In a letter to CMS on Monday, Gregg and Public Citizen Vice President for Legislative Affairs Lisa Gilbert added, “Our strong objection to CMS’s proposal to reverse commonsense protections for seniors and other residents of [long-term care centers] is founded on a principle that while arbitration may be a preferred process for some, it should be not a required option for all. Forcing [long-term care] residents to give away their access to justice in court at a traumatic time preys on residents’ and their families’ vulnerabilities.”
Certner added that the impact of the rule changes could be “exacerbated” if the Trump administration’s proposal to cut Medicaid funding were also enacted.
“Reduced payments to nursing facilities could worsen nursing home quality and increase the chances that residents may be in a dispute with a facility and need to access the court system to seek redress,” he wrote.

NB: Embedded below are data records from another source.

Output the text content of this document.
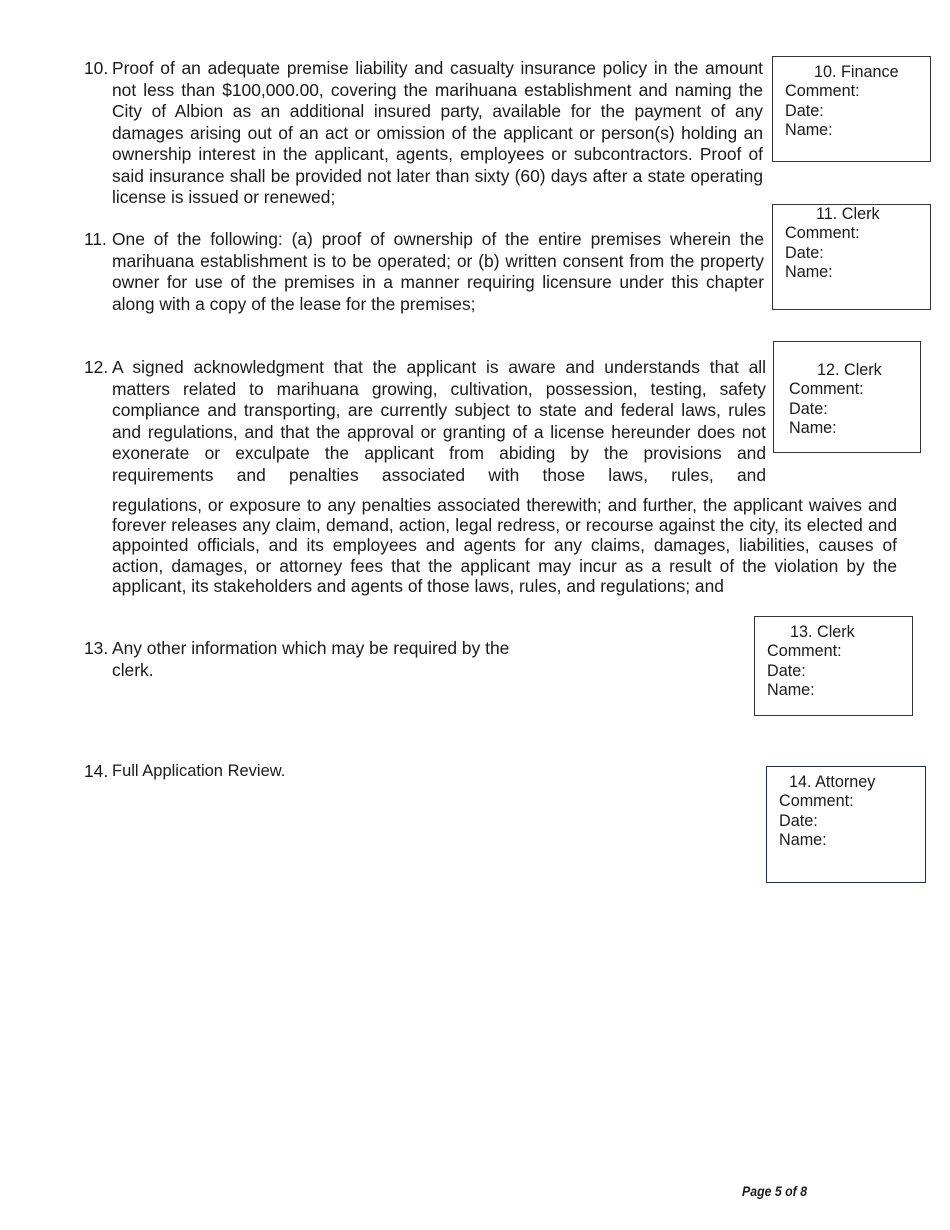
10. Proof of an adequate premise liability and casualty insurance policy in the amount not less than $100,000.00, covering the marihuana establishment and naming the City of Albion as an additional insured party, available for the payment of any damages arising out of an act or omission of the applicant or person(s) holding an ownership interest in the applicant, agents, employees or subcontractors. Proof of said insurance shall be provided not later than sixty (60) days after a state operating license is issued or renewed;
11. One of the following: (a) proof of ownership of the entire premises wherein the marihuana establishment is to be operated; or (b) written consent from the property owner for use of the premises in a manner requiring licensure under this chapter along with a copy of the lease for the premises;
12. A signed acknowledgment that the applicant is aware and understands that all matters related to marihuana growing, cultivation, possession, testing, safety compliance and transporting, are currently subject to state and federal laws, rules and regulations, and that the approval or granting of a license hereunder does not exonerate or exculpate the applicant from abiding by the provisions and requirements and penalties associated with those laws, rules, and
regulations, or exposure to any penalties associated therewith; and further, the applicant waives and forever releases any claim, demand, action, legal redress, or recourse against the city, its elected and appointed officials, and its employees and agents for any claims, damages, liabilities, causes of action, damages, or attorney fees that the applicant may incur as a result of the violation by the applicant, its stakeholders and agents of those laws, rules, and regulations; and
13. Any other information which may be required by the clerk.
14. Full Application Review.
10. Finance
Comment:
Date:
Name:
11. Clerk
Comment:
Date:
Name:
12. Clerk
Comment:
Date:
Name:
13. Clerk
Comment:
Date:
Name:
14. Attorney
Comment:
Date:
Name:
Page 5 of 8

— Ted Lieu (@tedlieu) August 6, 2017
The U.S. Chamber of Commerce previously spoke out in favor of forced arbitration clauses, like those that the Obama-era rule aimed to curtail. “For many individual disputes, litigation in court is simply impractical,” officials stated back in 2015, according to The Hill. They claimed that the high costs and complex court system were a detriment to patients.
Patient advocates argue, however, that private arbitration actually costs more than court battles, and often leaves patients responsible for a company’s legal fees. Not only that, but it does nothing to address the high rate of elder abuse, injury, or wrongful death occurring in long-term facilities across the country, as most arbitration is done in private and never reaches the public.
“It’s a straw man argument,” Gregg says. And while some long-term care facilities may face financial consequences or close their doors, holding “bad actors” accountable is more important. “How can you justify the type of callousness they want to inflict on senior citizens?” he adds.